Bing-Kracker noted that, from 2015-16, the national Center for First-generation Student Success reports that 42% of college graduates nationwide were First Gen students. Penn College’s Assessment, Research & Planning office reports there are 2,025 students who identify as first-generation.

The college celebrated National First-Gen Day on Nov. 8 with a reception for students, offering a First-Gen webinar from the Center for First-Gen Student Success and creating a campuswide awareness campaign.

Bing-Kracker said the college is aware from national data that First-Gen students have specific needs in finances, family engagement, extracurricular and co-curricular engagement, and academic support. She said using best practices, and building on existing support services, the college will continue to develop ways to maximize the positive impact for First-Gen students.

Hooker-Yates spoke of her upbringing as an adopted child who needed assistance navigating the matriculation process to enroll at the college. She said she is thriving now due to tremendous support from faculty, the Student Engagement Office, the Center for Career Design and her LEAP adviser, among others.

“I am eager to make a difference in another child’s life, just like this school has done for me,” she told the board.

In her remarks to the board, Gilmour said 1,470 high school students participated this fall in the Penn College NOW dual enrollment program, and 19 more high schools will participate in Spring 2022.

She said the new model for Open House – featuring six sessions each in fall and spring and offering families a choice of visiting on a Friday, Saturday or Sunday – has been “wildly successful.”

“We know that coming to campus makes a huge difference,” she added, noting positive feedback from students and parents.

Gilmour also told the board about the college’s efforts to market and recruit at the state’s career and technology centers, reaching 70,000 students whose career aims align with the programs offered at Penn College.
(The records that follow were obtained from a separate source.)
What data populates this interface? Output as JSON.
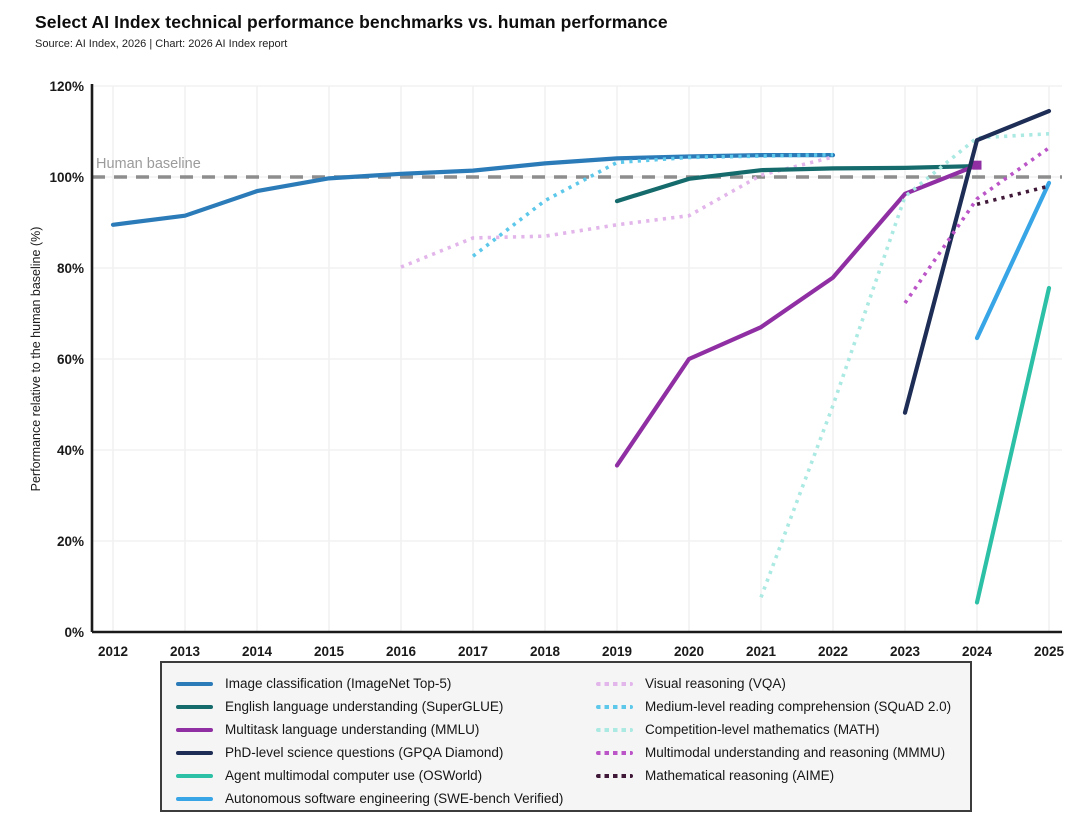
{
  "header": {
    "title": "Select AI Index technical performance benchmarks vs. human performance",
    "source": "Source: AI Index, 2026 | Chart: 2026 AI Index report"
  },
  "chart_data": {
    "type": "line",
    "title": "Select AI Index technical performance benchmarks vs. human performance",
    "xlabel": "",
    "ylabel": "Performance relative to the human baseline (%)",
    "ylim": [
      0,
      120
    ],
    "yticks": [
      0,
      20,
      40,
      60,
      80,
      100,
      120
    ],
    "ytick_suffix": "%",
    "x_years": [
      2012,
      2013,
      2014,
      2015,
      2016,
      2017,
      2018,
      2019,
      2020,
      2021,
      2022,
      2023,
      2024,
      2025
    ],
    "grid": true,
    "legend_position": "bottom",
    "legend_columns": [
      6,
      5
    ],
    "baseline": {
      "value": 100,
      "label": "Human baseline",
      "color": "#8d8d8d",
      "label_color": "#9b9b9b"
    },
    "series": [
      {
        "id": "imagenet",
        "name": "Image classification (ImageNet Top-5)",
        "style": "solid",
        "color": "#2b7bb9",
        "points": [
          [
            2012,
            89.5
          ],
          [
            2013,
            91.5
          ],
          [
            2014,
            96.9
          ],
          [
            2015,
            99.7
          ],
          [
            2016,
            100.7
          ],
          [
            2017,
            101.4
          ],
          [
            2018,
            103.0
          ],
          [
            2019,
            104.1
          ],
          [
            2020,
            104.5
          ],
          [
            2021,
            104.8
          ],
          [
            2022,
            104.8
          ]
        ]
      },
      {
        "id": "superglue",
        "name": "English language understanding (SuperGLUE)",
        "style": "solid",
        "color": "#156a6c",
        "points": [
          [
            2019,
            94.7
          ],
          [
            2020,
            99.6
          ],
          [
            2021,
            101.5
          ],
          [
            2022,
            101.9
          ],
          [
            2023,
            102.0
          ],
          [
            2024,
            102.4
          ]
        ]
      },
      {
        "id": "mmlu",
        "name": "Multitask language understanding (MMLU)",
        "style": "solid",
        "color": "#8f2fa3",
        "end_marker": true,
        "points": [
          [
            2019,
            36.6
          ],
          [
            2020,
            60.0
          ],
          [
            2021,
            67.0
          ],
          [
            2022,
            77.9
          ],
          [
            2023,
            96.3
          ],
          [
            2024,
            102.6
          ]
        ]
      },
      {
        "id": "gpqa",
        "name": "PhD-level science questions (GPQA Diamond)",
        "style": "solid",
        "color": "#1d2d55",
        "points": [
          [
            2023,
            48.2
          ],
          [
            2024,
            108.1
          ],
          [
            2025,
            114.5
          ]
        ]
      },
      {
        "id": "osworld",
        "name": "Agent multimodal computer use (OSWorld)",
        "style": "solid",
        "color": "#2cc0a6",
        "points": [
          [
            2024,
            6.5
          ],
          [
            2025,
            75.6
          ]
        ]
      },
      {
        "id": "swebench",
        "name": "Autonomous software engineering (SWE-bench Verified)",
        "style": "solid",
        "color": "#38a5e6",
        "points": [
          [
            2024,
            64.6
          ],
          [
            2025,
            98.7
          ]
        ]
      },
      {
        "id": "vqa",
        "name": "Visual reasoning (VQA)",
        "style": "dotted",
        "color": "#e2b6ea",
        "points": [
          [
            2016,
            80.2
          ],
          [
            2017,
            86.6
          ],
          [
            2018,
            87.0
          ],
          [
            2019,
            89.5
          ],
          [
            2020,
            91.5
          ],
          [
            2021,
            100.4
          ],
          [
            2022,
            104.4
          ]
        ]
      },
      {
        "id": "squad",
        "name": "Medium-level reading comprehension (SQuAD 2.0)",
        "style": "dotted",
        "color": "#5ec8ea",
        "points": [
          [
            2017,
            82.6
          ],
          [
            2018,
            94.8
          ],
          [
            2019,
            103.2
          ],
          [
            2020,
            104.3
          ],
          [
            2021,
            104.6
          ],
          [
            2022,
            104.9
          ]
        ]
      },
      {
        "id": "math",
        "name": "Competition-level mathematics (MATH)",
        "style": "dotted",
        "color": "#abe9e3",
        "points": [
          [
            2021,
            7.6
          ],
          [
            2022,
            49.8
          ],
          [
            2023,
            95.7
          ],
          [
            2024,
            108.6
          ],
          [
            2025,
            109.5
          ]
        ]
      },
      {
        "id": "mmmu",
        "name": "Multimodal understanding and reasoning (MMMU)",
        "style": "dotted",
        "color": "#bb55c8",
        "points": [
          [
            2023,
            72.3
          ],
          [
            2024,
            95.2
          ],
          [
            2025,
            106.4
          ]
        ]
      },
      {
        "id": "aime",
        "name": "Mathematical reasoning (AIME)",
        "style": "dotted",
        "color": "#401838",
        "points": [
          [
            2024,
            94.0
          ],
          [
            2025,
            98.0
          ]
        ]
      }
    ]
  }
}
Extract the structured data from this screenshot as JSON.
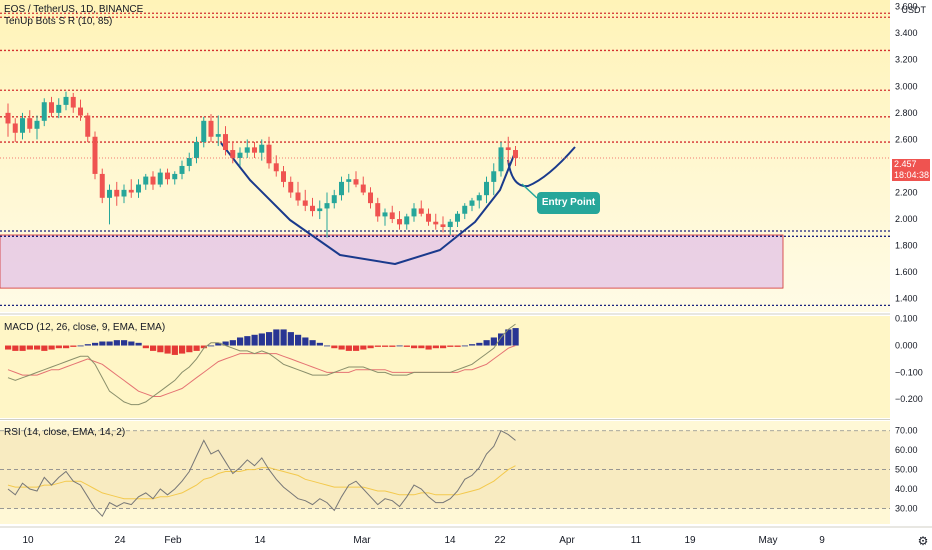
{
  "header": {
    "symbol_line": "EOS / TetherUS, 1D, BINANCE",
    "indicator_line": "TenUp Bots S R (10, 85)",
    "currency": "USDT"
  },
  "price_tag": {
    "price": "2.457",
    "countdown": "18:04:38"
  },
  "annotation": {
    "entry_label": "Entry Point"
  },
  "colors": {
    "up": "#26a69a",
    "down": "#ef5350",
    "curve": "#1a3a8c",
    "zone": "#e1bee7",
    "sr_red": "#d32f2f",
    "sr_navy": "#1a237e",
    "macd_pos": "#283593",
    "macd_neg": "#e53935",
    "macd_line": "#8a8f6b",
    "signal_line": "#e57373",
    "rsi_line": "#777777",
    "rsi_ema": "#f3c94d"
  },
  "x_axis": {
    "ticks": [
      "10",
      "24",
      "Feb",
      "14",
      "Mar",
      "14",
      "22",
      "Apr",
      "11",
      "19",
      "May",
      "9"
    ]
  },
  "chart_data": [
    {
      "type": "candlestick",
      "title": "EOS / TetherUS, 1D, BINANCE",
      "ylim": [
        1.3,
        3.65
      ],
      "y_ticks": [
        1.4,
        1.6,
        1.8,
        2.0,
        2.2,
        2.4,
        2.6,
        2.8,
        3.0,
        3.2,
        3.4,
        3.6
      ],
      "y_tick_labels": [
        "1.400",
        "1.600",
        "1.800",
        "2.000",
        "2.200",
        "2.400",
        "2.600",
        "2.800",
        "3.000",
        "3.200",
        "3.400",
        "3.600"
      ],
      "sr_levels": [
        {
          "value": 3.55,
          "color": "red"
        },
        {
          "value": 3.52,
          "color": "red"
        },
        {
          "value": 3.27,
          "color": "red"
        },
        {
          "value": 2.97,
          "color": "red"
        },
        {
          "value": 2.77,
          "color": "red"
        },
        {
          "value": 2.58,
          "color": "red"
        },
        {
          "value": 1.91,
          "color": "navy"
        },
        {
          "value": 1.87,
          "color": "navy"
        },
        {
          "value": 1.35,
          "color": "navy"
        }
      ],
      "zone": {
        "top": 1.88,
        "bottom": 1.48
      },
      "candles": [
        [
          2.8,
          2.87,
          2.62,
          2.72
        ],
        [
          2.72,
          2.76,
          2.58,
          2.65
        ],
        [
          2.65,
          2.8,
          2.6,
          2.76
        ],
        [
          2.76,
          2.82,
          2.65,
          2.68
        ],
        [
          2.68,
          2.78,
          2.6,
          2.74
        ],
        [
          2.74,
          2.91,
          2.7,
          2.88
        ],
        [
          2.88,
          2.92,
          2.77,
          2.8
        ],
        [
          2.8,
          2.91,
          2.76,
          2.86
        ],
        [
          2.86,
          2.96,
          2.82,
          2.92
        ],
        [
          2.92,
          2.95,
          2.8,
          2.84
        ],
        [
          2.84,
          2.9,
          2.74,
          2.78
        ],
        [
          2.78,
          2.8,
          2.58,
          2.62
        ],
        [
          2.62,
          2.66,
          2.3,
          2.34
        ],
        [
          2.34,
          2.38,
          2.12,
          2.16
        ],
        [
          2.16,
          2.26,
          1.96,
          2.22
        ],
        [
          2.22,
          2.28,
          2.1,
          2.17
        ],
        [
          2.17,
          2.26,
          2.12,
          2.22
        ],
        [
          2.22,
          2.3,
          2.16,
          2.2
        ],
        [
          2.2,
          2.3,
          2.16,
          2.26
        ],
        [
          2.26,
          2.34,
          2.22,
          2.32
        ],
        [
          2.32,
          2.36,
          2.22,
          2.26
        ],
        [
          2.26,
          2.38,
          2.24,
          2.35
        ],
        [
          2.35,
          2.38,
          2.26,
          2.3
        ],
        [
          2.3,
          2.36,
          2.26,
          2.34
        ],
        [
          2.34,
          2.44,
          2.3,
          2.4
        ],
        [
          2.4,
          2.5,
          2.36,
          2.46
        ],
        [
          2.46,
          2.62,
          2.42,
          2.58
        ],
        [
          2.58,
          2.77,
          2.54,
          2.74
        ],
        [
          2.74,
          2.79,
          2.58,
          2.62
        ],
        [
          2.62,
          2.78,
          2.55,
          2.64
        ],
        [
          2.64,
          2.7,
          2.48,
          2.52
        ],
        [
          2.52,
          2.58,
          2.42,
          2.46
        ],
        [
          2.46,
          2.54,
          2.4,
          2.5
        ],
        [
          2.5,
          2.6,
          2.46,
          2.54
        ],
        [
          2.54,
          2.58,
          2.46,
          2.5
        ],
        [
          2.5,
          2.6,
          2.44,
          2.56
        ],
        [
          2.56,
          2.62,
          2.38,
          2.42
        ],
        [
          2.42,
          2.48,
          2.32,
          2.36
        ],
        [
          2.36,
          2.4,
          2.24,
          2.28
        ],
        [
          2.28,
          2.32,
          2.16,
          2.2
        ],
        [
          2.2,
          2.28,
          2.1,
          2.14
        ],
        [
          2.14,
          2.22,
          2.06,
          2.1
        ],
        [
          2.1,
          2.16,
          2.02,
          2.06
        ],
        [
          2.06,
          2.14,
          2.0,
          2.08
        ],
        [
          2.08,
          2.2,
          1.86,
          2.12
        ],
        [
          2.12,
          2.22,
          2.08,
          2.18
        ],
        [
          2.18,
          2.32,
          2.14,
          2.28
        ],
        [
          2.28,
          2.34,
          2.2,
          2.3
        ],
        [
          2.3,
          2.36,
          2.24,
          2.26
        ],
        [
          2.26,
          2.32,
          2.18,
          2.2
        ],
        [
          2.2,
          2.24,
          2.08,
          2.12
        ],
        [
          2.12,
          2.16,
          1.98,
          2.02
        ],
        [
          2.02,
          2.08,
          1.95,
          2.05
        ],
        [
          2.05,
          2.1,
          1.97,
          2.0
        ],
        [
          2.0,
          2.06,
          1.92,
          1.96
        ],
        [
          1.96,
          2.04,
          1.92,
          2.02
        ],
        [
          2.02,
          2.12,
          1.98,
          2.08
        ],
        [
          2.08,
          2.14,
          2.02,
          2.04
        ],
        [
          2.04,
          2.08,
          1.95,
          1.98
        ],
        [
          1.98,
          2.04,
          1.92,
          1.96
        ],
        [
          1.96,
          2.02,
          1.9,
          1.94
        ],
        [
          1.94,
          2.0,
          1.88,
          1.98
        ],
        [
          1.98,
          2.06,
          1.94,
          2.04
        ],
        [
          2.04,
          2.12,
          2.0,
          2.1
        ],
        [
          2.1,
          2.16,
          2.06,
          2.14
        ],
        [
          2.14,
          2.2,
          2.08,
          2.18
        ],
        [
          2.18,
          2.32,
          2.12,
          2.28
        ],
        [
          2.28,
          2.42,
          2.18,
          2.36
        ],
        [
          2.36,
          2.58,
          2.32,
          2.54
        ],
        [
          2.54,
          2.62,
          2.42,
          2.52
        ],
        [
          2.52,
          2.55,
          2.4,
          2.46
        ]
      ]
    },
    {
      "type": "bar",
      "title": "MACD (12, 26, close, 9, EMA, EMA)",
      "ylim": [
        -0.27,
        0.11
      ],
      "y_ticks": [
        0.1,
        0.0,
        -0.1,
        -0.2
      ],
      "y_tick_labels": [
        "0.100",
        "0.000",
        "−0.100",
        "−0.200"
      ],
      "histogram": [
        -0.015,
        -0.02,
        -0.02,
        -0.015,
        -0.015,
        -0.02,
        -0.015,
        -0.01,
        -0.01,
        -0.005,
        0.0,
        0.005,
        0.01,
        0.015,
        0.015,
        0.02,
        0.02,
        0.015,
        0.01,
        -0.01,
        -0.02,
        -0.025,
        -0.03,
        -0.035,
        -0.03,
        -0.025,
        -0.02,
        -0.01,
        0.0,
        0.01,
        0.015,
        0.02,
        0.03,
        0.035,
        0.04,
        0.045,
        0.05,
        0.06,
        0.06,
        0.05,
        0.04,
        0.03,
        0.02,
        0.01,
        0.0,
        -0.01,
        -0.015,
        -0.02,
        -0.02,
        -0.015,
        -0.01,
        -0.005,
        -0.005,
        -0.005,
        0.0,
        -0.005,
        -0.01,
        -0.01,
        -0.015,
        -0.01,
        -0.01,
        -0.005,
        -0.005,
        0.0,
        0.005,
        0.01,
        0.02,
        0.03,
        0.045,
        0.06,
        0.065
      ],
      "macd_line": [
        -0.12,
        -0.13,
        -0.12,
        -0.11,
        -0.1,
        -0.09,
        -0.08,
        -0.07,
        -0.06,
        -0.05,
        -0.04,
        -0.04,
        -0.07,
        -0.12,
        -0.17,
        -0.19,
        -0.21,
        -0.22,
        -0.22,
        -0.21,
        -0.19,
        -0.17,
        -0.15,
        -0.13,
        -0.1,
        -0.08,
        -0.05,
        -0.01,
        0.01,
        0.01,
        0.0,
        -0.01,
        -0.02,
        -0.02,
        -0.03,
        -0.02,
        -0.03,
        -0.05,
        -0.07,
        -0.08,
        -0.09,
        -0.1,
        -0.11,
        -0.11,
        -0.11,
        -0.1,
        -0.09,
        -0.08,
        -0.08,
        -0.08,
        -0.09,
        -0.1,
        -0.1,
        -0.11,
        -0.11,
        -0.11,
        -0.1,
        -0.1,
        -0.1,
        -0.1,
        -0.1,
        -0.1,
        -0.09,
        -0.08,
        -0.07,
        -0.05,
        -0.03,
        -0.01,
        0.03,
        0.06,
        0.08
      ],
      "signal_line": [
        -0.09,
        -0.1,
        -0.11,
        -0.11,
        -0.11,
        -0.1,
        -0.09,
        -0.09,
        -0.08,
        -0.07,
        -0.06,
        -0.05,
        -0.06,
        -0.07,
        -0.09,
        -0.11,
        -0.13,
        -0.15,
        -0.17,
        -0.18,
        -0.19,
        -0.19,
        -0.18,
        -0.17,
        -0.16,
        -0.14,
        -0.12,
        -0.1,
        -0.08,
        -0.06,
        -0.05,
        -0.04,
        -0.03,
        -0.03,
        -0.03,
        -0.03,
        -0.03,
        -0.03,
        -0.04,
        -0.05,
        -0.06,
        -0.07,
        -0.08,
        -0.09,
        -0.1,
        -0.1,
        -0.1,
        -0.1,
        -0.09,
        -0.09,
        -0.09,
        -0.09,
        -0.09,
        -0.1,
        -0.1,
        -0.1,
        -0.1,
        -0.1,
        -0.1,
        -0.1,
        -0.1,
        -0.1,
        -0.1,
        -0.09,
        -0.09,
        -0.08,
        -0.07,
        -0.05,
        -0.03,
        -0.01,
        0.0
      ]
    },
    {
      "type": "line",
      "title": "RSI (14, close, EMA, 14, 2)",
      "ylim": [
        22,
        75
      ],
      "y_ticks": [
        70,
        60,
        50,
        40,
        30
      ],
      "y_tick_labels": [
        "70.00",
        "60.00",
        "50.00",
        "40.00",
        "30.00"
      ],
      "band": [
        30,
        70
      ],
      "mid": 50,
      "rsi": [
        40,
        37,
        43,
        40,
        39,
        46,
        42,
        46,
        49,
        44,
        42,
        36,
        30,
        26,
        33,
        31,
        33,
        32,
        36,
        38,
        35,
        40,
        37,
        40,
        44,
        49,
        57,
        65,
        58,
        60,
        54,
        48,
        51,
        55,
        52,
        56,
        50,
        45,
        41,
        38,
        35,
        34,
        32,
        35,
        33,
        29,
        36,
        42,
        44,
        40,
        36,
        32,
        35,
        34,
        31,
        36,
        42,
        40,
        36,
        33,
        33,
        35,
        39,
        45,
        47,
        51,
        58,
        62,
        70,
        68,
        65
      ],
      "rsi_ema": [
        42,
        41,
        41,
        41,
        41,
        42,
        42,
        43,
        44,
        44,
        44,
        42,
        40,
        38,
        37,
        36,
        35,
        35,
        35,
        35,
        35,
        36,
        36,
        37,
        38,
        40,
        42,
        45,
        46,
        48,
        49,
        49,
        49,
        50,
        50,
        51,
        51,
        50,
        49,
        48,
        47,
        45,
        44,
        43,
        42,
        41,
        41,
        41,
        41,
        41,
        40,
        39,
        39,
        38,
        37,
        37,
        37,
        38,
        38,
        37,
        37,
        37,
        37,
        38,
        39,
        40,
        42,
        44,
        47,
        50,
        52
      ]
    }
  ]
}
In his closing remarks to the board, Chairman Sen. Gene Yaw offered congratulations to Penn State on its appointment of a new president. Current University of Louisville President Neeli Bendapudi will become the first woman, and first person of color, to serve as Penn State president. She succeeds Eric Barron, who announced plans earlier this year to retire at the end of his current contract in June 2022. Yaw expressed his hope that Bendapudi would visit Penn College as soon as possible.

The next regularly scheduled Board of Directors meeting is Feb. 3.